[sdiy] DC blocking caps on inputs - or not?
rsdio at audiobanshee.com
rsdio at audiobanshee.com
Sat Feb 6 11:00:06 CET 2016
On Feb 6, 2016, at 1:45 AM, Gordonjcp <gordonjcp at gjcp.net> wrote:
> On Sat, Feb 06, 2016 at 03:37:06AM -0600, mskala at ansuz.sooke.bc.ca wrote:
>> On Sat, 6 Feb 2016, Mattias Rickardsson wrote:
>>> Another capacitor question popped up:
>>> What's your view on having electrolytic caps right at the input of an audio
>>> device in order to block DC and/or protect the circuit?
>>
>> I think it's not so much a question of "protection," as of allowing you to
>> choose the DC bias point of the first stage.
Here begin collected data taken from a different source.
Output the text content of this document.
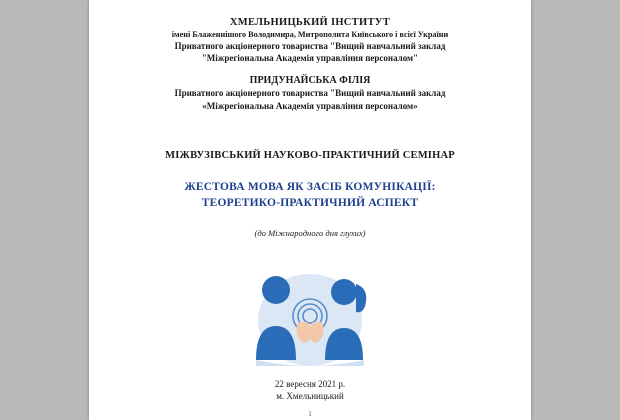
ХМЕЛЬНИЦЬКИЙ ІНСТИТУТ
імені Блаженнішого Володимира, Митрополита Київського і всієї України
Приватного акціонерного товариства "Вищий навчальний заклад
"Міжрегіональна Академія управління персоналом"
ПРИДУНАЙСЬКА ФІЛІЯ
Приватного акціонерного товариства "Вищий навчальний заклад
«Міжрегіональна Академія управління персоналом»
МІЖВУЗІВСЬКИЙ НАУКОВО-ПРАКТИЧНИЙ СЕМІНАР
ЖЕСТОВА МОВА ЯК ЗАСІБ КОМУНІКАЦІЇ:
ТЕОРЕТИКО-ПРАКТИЧНИЙ АСПЕКТ
(до Міжнародного дня глухих)
22 вересня 2021 р.
м. Хмельницький
1
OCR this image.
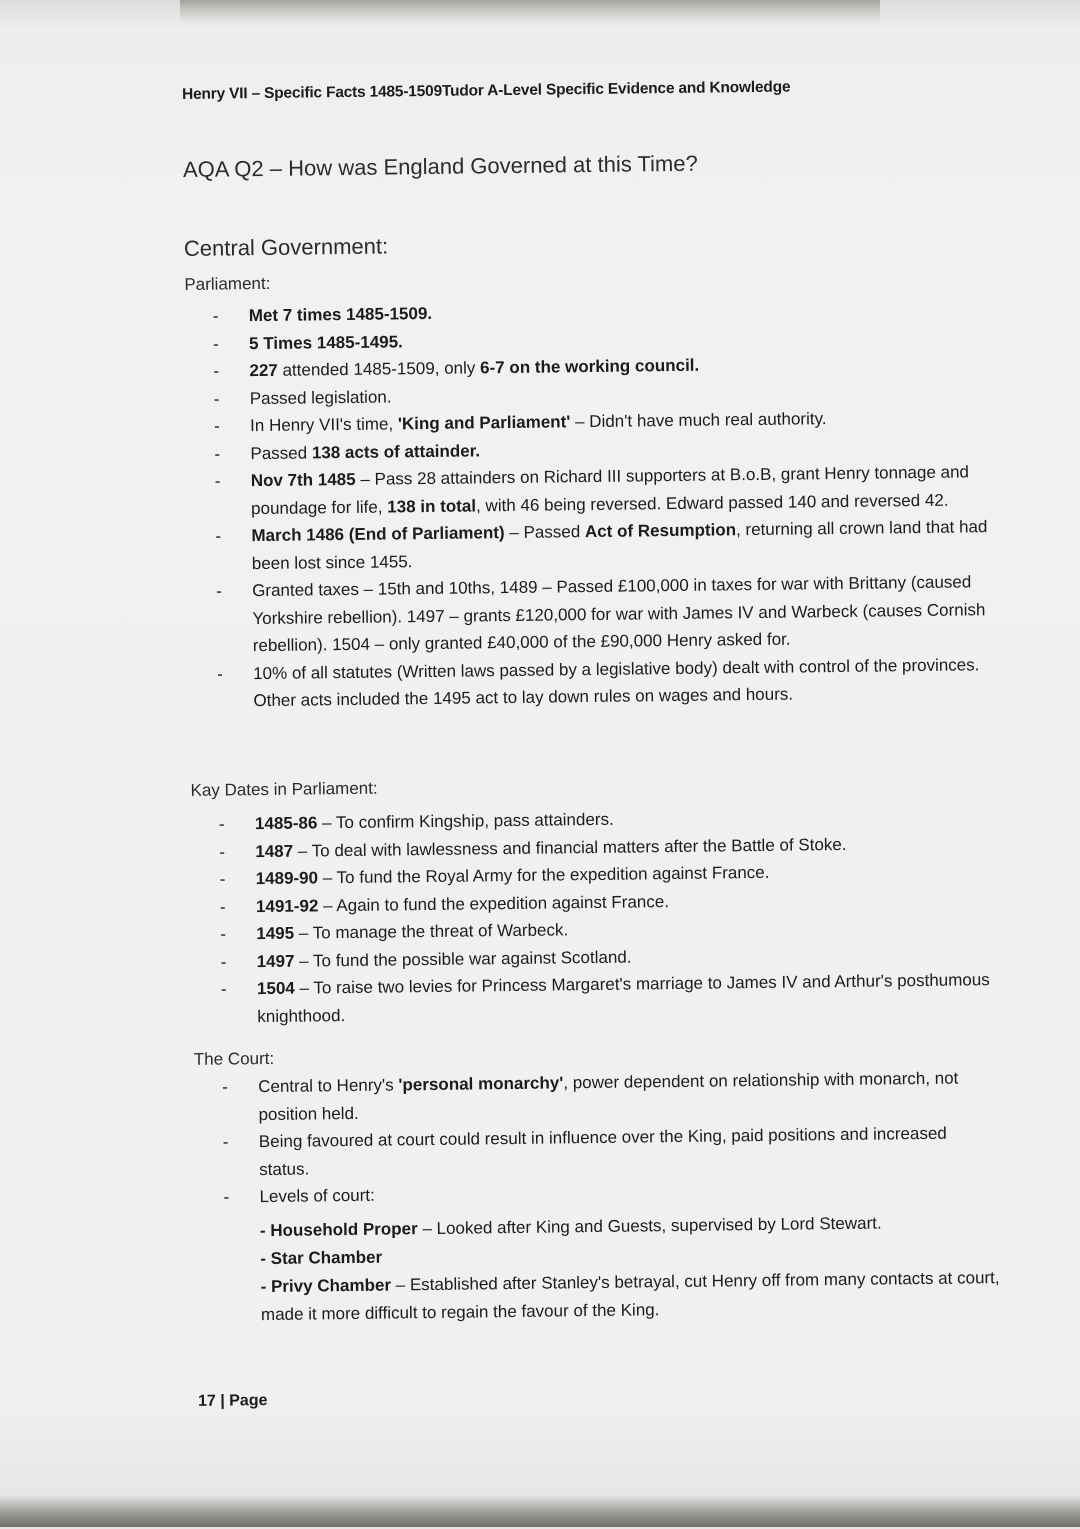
Henry VII – Specific Facts 1485-1509Tudor A-Level Specific Evidence and Knowledge
AQA Q2 – How was England Governed at this Time?
Central Government:
Parliament:
- Met 7 times 1485-1509.
- 5 Times 1485-1495.
- 227 attended 1485-1509, only 6-7 on the working council.
- Passed legislation.
- In Henry VII's time, 'King and Parliament' – Didn't have much real authority.
- Passed 138 acts of attainder.
- Nov 7th 1485 – Pass 28 attainders on Richard III supporters at B.o.B, grant Henry tonnage and poundage for life, 138 in total, with 46 being reversed. Edward passed 140 and reversed 42.
- March 1486 (End of Parliament) – Passed Act of Resumption, returning all crown land that had been lost since 1455.
- Granted taxes – 15th and 10ths, 1489 – Passed £100,000 in taxes for war with Brittany (caused Yorkshire rebellion). 1497 – grants £120,000 for war with James IV and Warbeck (causes Cornish rebellion). 1504 – only granted £40,000 of the £90,000 Henry asked for.
- 10% of all statutes (Written laws passed by a legislative body) dealt with control of the provinces. Other acts included the 1495 act to lay down rules on wages and hours.
Kay Dates in Parliament:
- 1485-86 – To confirm Kingship, pass attainders.
- 1487 – To deal with lawlessness and financial matters after the Battle of Stoke.
- 1489-90 – To fund the Royal Army for the expedition against France.
- 1491-92 – Again to fund the expedition against France.
- 1495 – To manage the threat of Warbeck.
- 1497 – To fund the possible war against Scotland.
- 1504 – To raise two levies for Princess Margaret's marriage to James IV and Arthur's posthumous knighthood.
The Court:
- Central to Henry's 'personal monarchy', power dependent on relationship with monarch, not position held.
- Being favoured at court could result in influence over the King, paid positions and increased status.
- Levels of court:
- Household Proper – Looked after King and Guests, supervised by Lord Stewart.
- Star Chamber
- Privy Chamber – Established after Stanley's betrayal, cut Henry off from many contacts at court, made it more difficult to regain the favour of the King.
17 | Page
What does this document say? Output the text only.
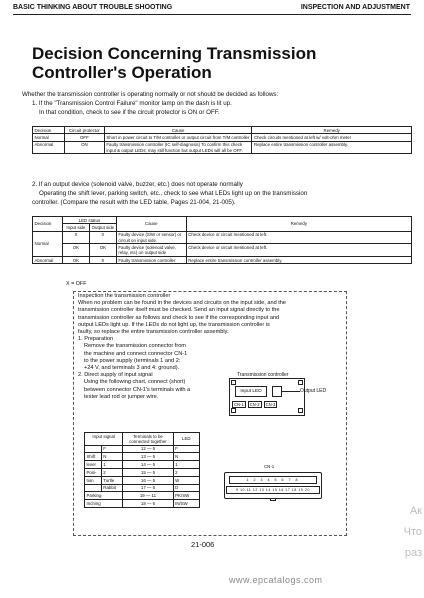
BASIC THINKING ABOUT TROUBLE SHOOTING	INSPECTION AND ADJUSTMENT
Decision Concerning Transmission Controller's Operation
Whether the transmission controller is operating normally or not should be decided as follows:
1. If the "Transmission Control Failure" monitor lamp on the dash is lit up.
In that condition, check to see if the circuit protector is ON or OFF.
Decision	Circuit protector	Cause	Remedy
Normal	OFF	Short in power circuit to T/M controller or output circuit from T/M controller	Check circuits mentioned at left w/ volt-ohm meter
Abnormal	ON	Faulty transmission controller (IC self-diagnosis) To confirm this check input & output LEDs; may still function but output LEDs will all be OFF.	Replace entire transmission controller assembly.
2. If an output device (solenoid valve, buzzer, etc.) does not operate normally
Operating the shift lever, parking switch, etc., check to see what LEDs light up on the transmission
controller. (Compare the result with the LED table, Pages 21-004, 21-005).
Decision	LED status		Cause	Remedy
	Input side	Output side		
Normal	X	X	Faulty device (S/W or sensor) or circuit on input side.	Check device or circuit mentioned at left.
	OK	OK	Faulty device (solenoid valve, relay, etc) on output side	Check device or circuit mentioned at left.
Abnormal	OK	X	Faulty transmission controller	Replace entire transmission controller assembly.
X = OFF
Inspection the transmission controller
When no problem can be found in the devices and circuits on the input side, and the
transmission controller itself must be checked. Send an input signal directly to the
transmission controller as follows and check to see if the corresponding input and
output LEDs light up. If the LEDs do not light up, the transmission controller is
faulty, so replace the entire transmission controller assembly.
1. Preparation
Remove the transmission connector from
the machine and connect connector CN-1
to the power supply (terminals 1 and 2:
+24 V, and terminals 3 and 4: ground).
2. Direct supply of input signal
Using the following chart, connect (short)
between connector CN-1's terminals with a
tester lead rod or jumper wire.
Transmission controller
Input LED	Output LED
CN-1 CN-2 CN-3
CN-1
1 2 3 4 5 6 7 8
9 10 11 12 13 14 15 16 17 18 19 20
Input signal		Terminals to be connected together	LED
	F	12 — 5	F
Shift	N	13 — 5	N
lever	1	14 — 5	1
Posi-	2	15 — 5	2
tion	Turtle	16 — 5	W
	Rabbit	17 — 5	D
Parking		19 — 11	PK/SW
Inching		18 — 6	IN/SW
21-006
www.epcatalogs.com
Ак
Что
раз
If you don't block DC, then
>> anything you connect to that input is going to affect the bias in a
>> hard-to-predict way.
>>
>
> This is pretty much it.
>
>> I'd avoid electrolytic caps in this application because they don't
>> tolerate reverse voltage, and so it'd become necessary to protect the cap
>> from that, one way or another. Not so much an issue of signal quality.
>>
>
> If you're sticking sufficient voltage and current backwards into the electrolytic capacitor to damage it, you're likely to zap other things as well. Electrolytics are nowhere near as fragile as people think they are.
Electrolytic capacitors may be sturdy enough to survive extended reverse voltage, but the signal passing through will be distorted.
I recently worked on a high-end microphone preamp circuit which had polarized capacitors on the inputs. These were electrolytic, but the problem was due to the polarization, not the chemistry per se. Standard THD tests failed on these preamps during the prototype stage, and the problem was tracked down to the polarized caps. I'm not sure exactly what the solution was, but it did require a redesign to get THD into acceptable levels.